First lesson in cooking: boiling water.

  1. Put water in a (clean) pot. If you’re making pasta, fill your pot to about two inches from the top. If you’re boiling potatoes, cover them with an extra half-inch of water. If you’re making rice, the standard is 2:1 water:rice. If what you’re making requires a specific amount of water, measure it out. If you don’t have a measuring cup,  half a Poland Springs water bottle is a cup of water (8 fluid ounces in a cup).
  2. Place the pot (which now has water in it) on a burner on the stove, and turn the burner on medium-high to high. If you put a cover on the pot it’ll boil faster, but you don’t need one if you don’t have one.

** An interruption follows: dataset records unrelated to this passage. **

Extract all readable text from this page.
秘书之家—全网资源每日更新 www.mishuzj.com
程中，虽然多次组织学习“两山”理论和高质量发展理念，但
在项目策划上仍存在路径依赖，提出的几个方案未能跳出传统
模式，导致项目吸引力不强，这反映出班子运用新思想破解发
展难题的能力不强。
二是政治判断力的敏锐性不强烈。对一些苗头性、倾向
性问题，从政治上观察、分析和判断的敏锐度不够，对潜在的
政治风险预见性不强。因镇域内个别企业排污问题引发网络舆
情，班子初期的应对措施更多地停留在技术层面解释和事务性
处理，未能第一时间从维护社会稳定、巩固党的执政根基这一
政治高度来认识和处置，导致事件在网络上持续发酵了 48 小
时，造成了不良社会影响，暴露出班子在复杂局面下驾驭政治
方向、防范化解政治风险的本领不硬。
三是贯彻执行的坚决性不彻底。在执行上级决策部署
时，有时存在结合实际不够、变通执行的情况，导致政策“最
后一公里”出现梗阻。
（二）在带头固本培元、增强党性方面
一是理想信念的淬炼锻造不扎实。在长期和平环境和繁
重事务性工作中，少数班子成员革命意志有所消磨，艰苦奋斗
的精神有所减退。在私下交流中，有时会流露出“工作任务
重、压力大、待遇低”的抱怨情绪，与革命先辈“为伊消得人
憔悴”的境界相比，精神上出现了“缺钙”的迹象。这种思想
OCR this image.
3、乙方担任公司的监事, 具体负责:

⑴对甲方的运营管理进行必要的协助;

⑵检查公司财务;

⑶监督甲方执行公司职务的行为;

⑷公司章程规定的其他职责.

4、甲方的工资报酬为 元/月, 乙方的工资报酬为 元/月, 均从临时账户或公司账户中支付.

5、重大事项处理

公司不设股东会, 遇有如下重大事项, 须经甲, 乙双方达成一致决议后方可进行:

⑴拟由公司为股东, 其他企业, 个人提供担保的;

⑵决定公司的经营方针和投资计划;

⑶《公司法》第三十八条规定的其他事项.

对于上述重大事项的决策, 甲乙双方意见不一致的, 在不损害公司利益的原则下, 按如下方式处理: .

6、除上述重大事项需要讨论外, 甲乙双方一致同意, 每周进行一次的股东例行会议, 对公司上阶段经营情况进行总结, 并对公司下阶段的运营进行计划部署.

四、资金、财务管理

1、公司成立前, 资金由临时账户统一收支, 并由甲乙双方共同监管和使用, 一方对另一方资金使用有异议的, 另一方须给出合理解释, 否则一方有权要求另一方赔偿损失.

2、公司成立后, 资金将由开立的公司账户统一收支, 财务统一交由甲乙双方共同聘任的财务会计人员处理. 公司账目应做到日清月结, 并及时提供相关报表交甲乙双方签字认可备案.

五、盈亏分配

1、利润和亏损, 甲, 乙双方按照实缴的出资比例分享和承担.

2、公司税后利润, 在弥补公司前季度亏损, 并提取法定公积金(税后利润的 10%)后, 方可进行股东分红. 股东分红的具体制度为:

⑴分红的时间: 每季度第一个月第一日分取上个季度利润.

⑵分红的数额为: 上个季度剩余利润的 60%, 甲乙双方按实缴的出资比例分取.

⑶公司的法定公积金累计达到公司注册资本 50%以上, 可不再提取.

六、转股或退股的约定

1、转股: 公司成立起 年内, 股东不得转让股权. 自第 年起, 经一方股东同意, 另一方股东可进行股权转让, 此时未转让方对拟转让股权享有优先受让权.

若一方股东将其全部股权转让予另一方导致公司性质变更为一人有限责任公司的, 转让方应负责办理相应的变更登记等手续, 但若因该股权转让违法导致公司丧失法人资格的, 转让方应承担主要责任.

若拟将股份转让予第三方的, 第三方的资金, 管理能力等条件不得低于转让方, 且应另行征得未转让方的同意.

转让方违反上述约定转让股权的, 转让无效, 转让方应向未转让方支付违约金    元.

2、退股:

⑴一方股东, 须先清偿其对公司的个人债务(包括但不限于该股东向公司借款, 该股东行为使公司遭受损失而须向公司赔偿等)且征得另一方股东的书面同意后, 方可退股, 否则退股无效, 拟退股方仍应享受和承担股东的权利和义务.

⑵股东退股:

  3. Wait until it boils. What will this look like? Well, first steam will rise off the surface of the water. Little tiny bubbles will form on the bottom. This is not boiling. Those little bubbles will start rising to the surface. This is not boiling. Those little bubbles will start rising more rapidly, and turn into slightly larger bubbles. This is simmering. Patience. Those bubbles will then get larger, stay at that size, and break at the surface in rapid succession.  This is boiling.

Glory, Glory, Hallelujah, you can boil water. Think of all the things you can cook now! (Note: if you let all the water boil away, you will burn the pot. Your food, from then on, will taste like burn metal and Teflon. Don’t do that.)